Misi una mano davanti agli occhi, imbarazzata più che mai.
"oh Marco, ma ti sembran' cose da dire?!". Ovviamente Samuel non prese bene la cosa ma lo calmai andando da lui e baciandolo.
"dai amore, sta scherzando. Fattela una risata che cazzo!".
Anche gli altri gli dissero la stessa cosa, che oltretutto non avrebbero mai potuto mancarmi di rispetto.
Raggiungemmo un buon posto all'ombra di uno dei tanti alberi, dove vi era erba morbida per stare comodi.
Distesi i vari asciugamani iniziammo ad apparecchiare quel picnick, quando finimmo e David mi allungò una birra con tanto di occhiolino, ancora una volta Samuel mi guardò male.
"ah ma questa è quella sarda!
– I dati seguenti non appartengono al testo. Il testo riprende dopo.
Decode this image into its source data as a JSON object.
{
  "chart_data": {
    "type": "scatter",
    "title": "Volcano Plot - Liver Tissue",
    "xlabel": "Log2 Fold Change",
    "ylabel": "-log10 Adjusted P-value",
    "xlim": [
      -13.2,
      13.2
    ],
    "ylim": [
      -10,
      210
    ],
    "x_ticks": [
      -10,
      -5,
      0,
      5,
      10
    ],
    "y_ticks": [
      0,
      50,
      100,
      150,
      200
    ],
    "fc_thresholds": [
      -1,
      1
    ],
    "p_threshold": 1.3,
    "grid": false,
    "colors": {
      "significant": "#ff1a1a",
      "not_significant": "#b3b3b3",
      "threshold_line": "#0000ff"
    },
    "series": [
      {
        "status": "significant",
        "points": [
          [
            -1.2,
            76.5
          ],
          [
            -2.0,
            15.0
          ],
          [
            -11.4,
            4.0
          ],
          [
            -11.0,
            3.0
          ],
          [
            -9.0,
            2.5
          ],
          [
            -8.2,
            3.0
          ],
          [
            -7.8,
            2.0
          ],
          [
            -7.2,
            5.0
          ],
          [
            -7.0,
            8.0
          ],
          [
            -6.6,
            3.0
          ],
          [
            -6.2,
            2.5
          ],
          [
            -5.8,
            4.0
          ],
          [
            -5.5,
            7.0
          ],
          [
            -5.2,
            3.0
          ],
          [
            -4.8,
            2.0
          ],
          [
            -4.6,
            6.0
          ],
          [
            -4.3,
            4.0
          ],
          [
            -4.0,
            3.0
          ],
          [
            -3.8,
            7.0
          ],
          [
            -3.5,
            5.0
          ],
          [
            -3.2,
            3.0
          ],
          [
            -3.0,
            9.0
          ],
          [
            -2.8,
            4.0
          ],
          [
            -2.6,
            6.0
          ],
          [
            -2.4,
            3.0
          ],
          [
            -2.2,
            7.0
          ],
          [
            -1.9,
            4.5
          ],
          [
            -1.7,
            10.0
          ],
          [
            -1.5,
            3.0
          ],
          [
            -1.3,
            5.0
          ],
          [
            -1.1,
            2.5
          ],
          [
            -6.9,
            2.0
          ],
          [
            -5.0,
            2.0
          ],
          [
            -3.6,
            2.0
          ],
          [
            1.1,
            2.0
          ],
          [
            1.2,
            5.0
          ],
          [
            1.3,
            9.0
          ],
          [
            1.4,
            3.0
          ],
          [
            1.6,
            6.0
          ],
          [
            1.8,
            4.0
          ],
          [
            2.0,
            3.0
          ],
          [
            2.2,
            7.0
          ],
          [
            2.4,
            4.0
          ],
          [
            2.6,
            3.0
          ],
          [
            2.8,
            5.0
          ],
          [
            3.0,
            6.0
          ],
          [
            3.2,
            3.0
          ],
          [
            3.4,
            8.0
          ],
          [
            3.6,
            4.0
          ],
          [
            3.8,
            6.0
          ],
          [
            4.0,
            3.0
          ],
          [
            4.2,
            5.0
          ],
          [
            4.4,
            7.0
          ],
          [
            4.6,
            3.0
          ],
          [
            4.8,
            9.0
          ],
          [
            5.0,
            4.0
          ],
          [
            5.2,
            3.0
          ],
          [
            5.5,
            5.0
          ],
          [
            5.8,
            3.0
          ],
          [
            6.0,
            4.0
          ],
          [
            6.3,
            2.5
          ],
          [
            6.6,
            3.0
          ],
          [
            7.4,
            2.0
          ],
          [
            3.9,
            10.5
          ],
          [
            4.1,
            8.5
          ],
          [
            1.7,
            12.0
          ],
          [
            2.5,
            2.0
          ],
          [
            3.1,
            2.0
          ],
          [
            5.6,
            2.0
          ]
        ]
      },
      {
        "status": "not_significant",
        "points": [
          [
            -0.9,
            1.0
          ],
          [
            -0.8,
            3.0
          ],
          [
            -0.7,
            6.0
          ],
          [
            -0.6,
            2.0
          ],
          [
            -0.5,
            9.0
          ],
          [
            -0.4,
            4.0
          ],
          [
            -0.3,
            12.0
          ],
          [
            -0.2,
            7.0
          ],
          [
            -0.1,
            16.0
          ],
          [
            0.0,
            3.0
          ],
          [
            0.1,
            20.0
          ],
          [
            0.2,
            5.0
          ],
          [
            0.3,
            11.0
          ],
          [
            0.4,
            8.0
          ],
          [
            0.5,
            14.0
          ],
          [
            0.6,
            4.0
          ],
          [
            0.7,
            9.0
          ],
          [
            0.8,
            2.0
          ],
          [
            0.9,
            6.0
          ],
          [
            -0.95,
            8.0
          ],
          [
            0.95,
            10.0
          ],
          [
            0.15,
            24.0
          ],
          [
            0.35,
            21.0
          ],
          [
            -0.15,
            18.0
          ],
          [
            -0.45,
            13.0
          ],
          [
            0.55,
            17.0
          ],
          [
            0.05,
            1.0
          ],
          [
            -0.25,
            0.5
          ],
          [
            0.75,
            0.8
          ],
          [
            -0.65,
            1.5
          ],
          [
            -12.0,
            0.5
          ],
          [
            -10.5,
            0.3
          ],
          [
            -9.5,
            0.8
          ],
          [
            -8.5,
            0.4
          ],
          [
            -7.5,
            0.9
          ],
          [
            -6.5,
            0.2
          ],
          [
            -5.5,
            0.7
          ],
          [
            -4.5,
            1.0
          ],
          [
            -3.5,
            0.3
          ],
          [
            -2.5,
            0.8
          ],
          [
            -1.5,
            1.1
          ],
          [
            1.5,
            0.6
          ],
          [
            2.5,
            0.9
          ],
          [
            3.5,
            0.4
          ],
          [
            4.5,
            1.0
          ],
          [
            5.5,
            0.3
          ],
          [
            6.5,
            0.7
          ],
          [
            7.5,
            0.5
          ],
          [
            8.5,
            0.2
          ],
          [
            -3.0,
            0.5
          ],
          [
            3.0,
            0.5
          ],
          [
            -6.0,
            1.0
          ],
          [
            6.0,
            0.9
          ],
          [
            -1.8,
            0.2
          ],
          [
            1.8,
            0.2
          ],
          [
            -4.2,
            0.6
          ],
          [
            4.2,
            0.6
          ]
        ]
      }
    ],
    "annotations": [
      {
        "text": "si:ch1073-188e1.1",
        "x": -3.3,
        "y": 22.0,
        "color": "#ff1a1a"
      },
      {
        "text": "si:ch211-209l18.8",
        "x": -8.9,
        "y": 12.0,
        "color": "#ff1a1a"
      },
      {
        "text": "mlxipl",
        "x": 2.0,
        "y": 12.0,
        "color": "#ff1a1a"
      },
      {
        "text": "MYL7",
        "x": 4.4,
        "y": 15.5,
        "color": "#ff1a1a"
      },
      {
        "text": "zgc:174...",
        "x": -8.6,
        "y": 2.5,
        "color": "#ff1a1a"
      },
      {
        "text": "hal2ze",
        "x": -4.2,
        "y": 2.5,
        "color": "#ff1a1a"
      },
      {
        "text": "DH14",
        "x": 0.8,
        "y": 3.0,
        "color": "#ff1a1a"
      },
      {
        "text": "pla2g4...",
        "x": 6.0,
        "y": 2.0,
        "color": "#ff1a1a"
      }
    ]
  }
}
Dio è la migliore" replicai ignorando il mio ragazzo mentre feci battere la bottiglia marrone contro quella del ragazzo.
Stavo per dire il classico "salute!" quando lui, spiazzandomi esclamò "Skål!"
Lo guardai stranita e lui sollevando le sue spesse sopracciglia mi guardò con una finta aria saccente.
"significa salute, Donna!" disse per poi ridacchiare, nemmeno lui riusciva a mantenere quella faccia da sapputello.
Ad un tratto Marco mise in mezzo una di quella casse bluetooth ridacchiando, questo attirò l'attenzione di tutti.
"oh ragazzi, ve la ricordate?" dopo aver fatto quella domanda si sentì a tutto volume i'm always here di Jimi Jamison, la sigla di Baywatch.
Scoppiammo tutti a ridere.
"da piccola lo guardavo sempre!" Esclamai e arrivato il ritornello ci mettemmo a cantare come i dioti.
Quella scena mi ricordò molto la notte in Sardegna con Pedro e gli altri m ovviamente ricordai anche di Enrico e ciò smorzò quel momento di pura serenità.
Perchè non potevo essere serena come tutti? Ogni volta un mio ricordo era pronto a pugnalarmi le budella facendomi sanguinare.
Cercai di cantare fingendo di essere ancora tranquilla, non volevo rovinare quel momento chiudendomi in me stessa o allontanandomi.
C'era già tanto casino con il fatto della Russia, non mi sembrava corretto dare a quei ragazzi ulteriori pensieri. Soltanto per questo, cercai di essere felice.
Sai, ti sembrerà tanto strano ma se ti sto raccontando tutta quella bella giornata è solo per una ragione ben precisa.
Fu infatti quel giorno che conobbi Bighouse per la prima volta.